One of my favorite family outings as a child was visiting the Art Institute of Chicago to explore the never-ending rooms filled with paintings, photographs, sculptures, and artifacts. As a young girl I don’t think I could articulate why I always wanted to go there, other than to look at all the pretty pictures, but as I grew up I realized that each work of art has a story to share.
Every time I walked by one painting in particular, (I believe it was this untitled piece by Clyfford Still) I would almost get angry. I didn’t understand how what appeared to be a plain black canvas could end up in a museum. I would get mad at the artist, thinking he should have put forth at least a little bit of effort to create something beautiful. I believed that anyone could paint a huge canvas black and didn’t understand what was so special about this “work of art.” Yet, I couldn’t stop thinking about it, and every single time I would walk by that painting I would notice something new. An area of depth, texture, or something else interesting that had previously gone unnoticed.
This seemingly uncomplicated work of art has influenced me in many ways. The symbolism is profound—the fact that things are not usually what they seem at first glance, the value of slowing down to try and understand what doesn’t make sense, and that even things that seem very simple at first are often quite complex. I don’t know if that’s what the artist had in mind when he was creating the work, but it is remarkably powerful messaging for something that initially induced such a negative response.
There are many life lessons to be drawn here, but the point I’m trying to make is that “art,” in its many forms, tells a story. Isn’t that the point of marketing, too?
Marketing is more than an avenue to sales. It is a statement to the world about why your business exists. It’s a method of enticing people to engage with an idea—your idea. Whether we’re promoting a product, service, or concept, we believe our clients will realize some type of benefit from buying whatever it is we are selling. We tell the story of those benefits through our marketing activities.
The Magic Formula
Despite countless resources claiming to have the best marketing system, there’s no simple magic formula that works for every business every time. Like art, there is not a right or wrong way to share your message. That’s the good news.

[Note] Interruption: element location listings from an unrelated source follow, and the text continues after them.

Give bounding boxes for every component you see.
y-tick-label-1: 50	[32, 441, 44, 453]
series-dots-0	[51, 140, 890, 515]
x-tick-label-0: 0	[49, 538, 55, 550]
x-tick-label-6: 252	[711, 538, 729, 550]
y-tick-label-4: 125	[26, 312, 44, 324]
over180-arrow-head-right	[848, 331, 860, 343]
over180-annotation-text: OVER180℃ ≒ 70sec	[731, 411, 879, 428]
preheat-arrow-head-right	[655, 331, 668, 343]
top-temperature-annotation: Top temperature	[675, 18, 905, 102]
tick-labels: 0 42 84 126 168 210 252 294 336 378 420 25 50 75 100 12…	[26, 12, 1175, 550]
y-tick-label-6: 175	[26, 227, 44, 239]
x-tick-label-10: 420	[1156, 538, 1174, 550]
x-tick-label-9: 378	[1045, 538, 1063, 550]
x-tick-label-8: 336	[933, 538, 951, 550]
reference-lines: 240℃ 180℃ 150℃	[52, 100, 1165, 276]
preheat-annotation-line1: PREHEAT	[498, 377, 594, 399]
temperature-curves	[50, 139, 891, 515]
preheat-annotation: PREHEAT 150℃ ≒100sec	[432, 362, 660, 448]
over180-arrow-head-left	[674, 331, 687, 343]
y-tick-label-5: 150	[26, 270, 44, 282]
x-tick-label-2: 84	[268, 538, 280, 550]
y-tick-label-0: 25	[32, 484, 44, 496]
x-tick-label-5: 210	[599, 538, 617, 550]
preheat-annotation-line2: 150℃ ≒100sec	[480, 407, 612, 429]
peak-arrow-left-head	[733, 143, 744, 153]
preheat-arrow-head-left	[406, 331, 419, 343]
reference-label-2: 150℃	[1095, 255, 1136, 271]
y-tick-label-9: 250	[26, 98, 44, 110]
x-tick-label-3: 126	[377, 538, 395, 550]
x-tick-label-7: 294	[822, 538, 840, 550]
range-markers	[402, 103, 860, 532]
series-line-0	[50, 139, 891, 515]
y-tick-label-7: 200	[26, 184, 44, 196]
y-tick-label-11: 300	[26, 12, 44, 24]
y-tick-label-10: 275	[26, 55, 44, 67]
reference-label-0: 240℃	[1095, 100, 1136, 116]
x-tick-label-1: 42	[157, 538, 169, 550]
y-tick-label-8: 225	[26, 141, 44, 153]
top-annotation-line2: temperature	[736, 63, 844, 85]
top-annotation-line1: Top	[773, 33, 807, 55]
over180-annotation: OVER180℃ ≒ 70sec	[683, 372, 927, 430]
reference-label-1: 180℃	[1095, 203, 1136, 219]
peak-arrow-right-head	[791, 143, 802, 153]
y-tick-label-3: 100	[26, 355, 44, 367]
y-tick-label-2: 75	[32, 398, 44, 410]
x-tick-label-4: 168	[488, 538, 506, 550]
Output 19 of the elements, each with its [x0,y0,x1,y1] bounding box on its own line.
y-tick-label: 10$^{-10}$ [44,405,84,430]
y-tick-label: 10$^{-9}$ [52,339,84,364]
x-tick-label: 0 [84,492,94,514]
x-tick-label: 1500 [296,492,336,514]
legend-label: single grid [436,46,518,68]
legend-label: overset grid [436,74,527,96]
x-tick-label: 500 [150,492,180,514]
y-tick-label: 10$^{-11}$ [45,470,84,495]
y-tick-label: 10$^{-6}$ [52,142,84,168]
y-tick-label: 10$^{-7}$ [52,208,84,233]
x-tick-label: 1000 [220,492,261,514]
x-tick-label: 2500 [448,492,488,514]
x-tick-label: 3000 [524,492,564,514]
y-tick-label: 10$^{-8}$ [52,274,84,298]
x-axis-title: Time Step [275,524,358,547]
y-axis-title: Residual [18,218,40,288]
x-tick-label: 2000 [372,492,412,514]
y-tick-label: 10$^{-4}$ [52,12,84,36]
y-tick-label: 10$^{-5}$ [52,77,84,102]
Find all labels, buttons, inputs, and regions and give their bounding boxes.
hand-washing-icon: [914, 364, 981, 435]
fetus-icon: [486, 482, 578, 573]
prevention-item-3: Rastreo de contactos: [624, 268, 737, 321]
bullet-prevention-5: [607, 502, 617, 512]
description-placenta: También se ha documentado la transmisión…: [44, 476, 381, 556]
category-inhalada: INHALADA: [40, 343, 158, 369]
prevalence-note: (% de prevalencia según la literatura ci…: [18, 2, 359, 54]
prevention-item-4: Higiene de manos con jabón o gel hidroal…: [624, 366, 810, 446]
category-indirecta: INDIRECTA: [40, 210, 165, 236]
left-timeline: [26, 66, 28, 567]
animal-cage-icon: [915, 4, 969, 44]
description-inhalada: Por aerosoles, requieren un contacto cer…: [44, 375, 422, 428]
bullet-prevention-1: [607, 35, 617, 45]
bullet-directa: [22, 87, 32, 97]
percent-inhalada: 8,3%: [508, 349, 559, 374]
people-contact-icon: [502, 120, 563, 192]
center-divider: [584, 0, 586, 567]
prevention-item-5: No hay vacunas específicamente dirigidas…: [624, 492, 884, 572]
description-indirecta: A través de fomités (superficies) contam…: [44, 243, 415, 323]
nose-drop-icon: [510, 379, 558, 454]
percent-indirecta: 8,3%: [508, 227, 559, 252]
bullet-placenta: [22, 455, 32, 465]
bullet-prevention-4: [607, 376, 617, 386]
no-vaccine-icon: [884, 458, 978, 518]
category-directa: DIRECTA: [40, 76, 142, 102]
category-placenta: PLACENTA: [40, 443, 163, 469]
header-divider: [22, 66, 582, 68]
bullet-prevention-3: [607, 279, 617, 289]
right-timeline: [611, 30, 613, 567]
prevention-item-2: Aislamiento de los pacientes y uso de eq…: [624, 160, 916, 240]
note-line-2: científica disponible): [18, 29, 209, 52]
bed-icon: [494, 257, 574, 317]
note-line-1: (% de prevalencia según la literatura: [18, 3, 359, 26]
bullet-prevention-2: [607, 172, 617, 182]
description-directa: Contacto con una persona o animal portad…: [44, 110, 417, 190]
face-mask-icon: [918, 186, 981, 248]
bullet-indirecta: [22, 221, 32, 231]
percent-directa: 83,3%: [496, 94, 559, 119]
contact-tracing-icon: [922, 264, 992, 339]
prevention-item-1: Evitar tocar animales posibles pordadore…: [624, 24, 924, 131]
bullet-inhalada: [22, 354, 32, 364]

However, also like art, not all potential clients will connect with all marketing initiatives. Some people will be drawn in by simplicity (like a black canvas). Others will require more obvious messages. What you say and how you say it will develop an impression of what your clients can expect from you. It takes a lot of careful consideration, research, and experimentation to get it right. But this isn’t bad news—you can develop a marketing plan that builds connections with precisely the clients you want to attract.
How do you do that? Approach your marketing with truth, integrity, and a little creativity. Ask your ideal clients what type of marketing engages them and what kind of messages they’d like to receive from you. Find imaginative ways to demonstrate the benefits clients will gain through working with your business. Pay attention the results of each marketing initiative. Repeat the things that work. Drop the ones that don’t.
There simply can’t be a “magic” formula to marketing. If everyone were doing it a certain way, nothing would stand out to capture anyone’s attention. If the Art Institute displayed only black canvases, the work by Clyfford Still (and the museum as a whole) wouldn’t be compelling at all.
In reality, marketing is a blend of art and science. You need to be intentional with the nuances of the messages you’re sharing. Colors, images, delivery method, and the type of language used all produce non-verbal cues that can say more than the words themselves. Subtle details can make viewers pass something by unnoticed or generate an unforgettable impression. Your marketing is an artistic representation of your business. The “magic” of successful marketing is really in making sure you’re consciously leveraging the artistic impressions created with your communication.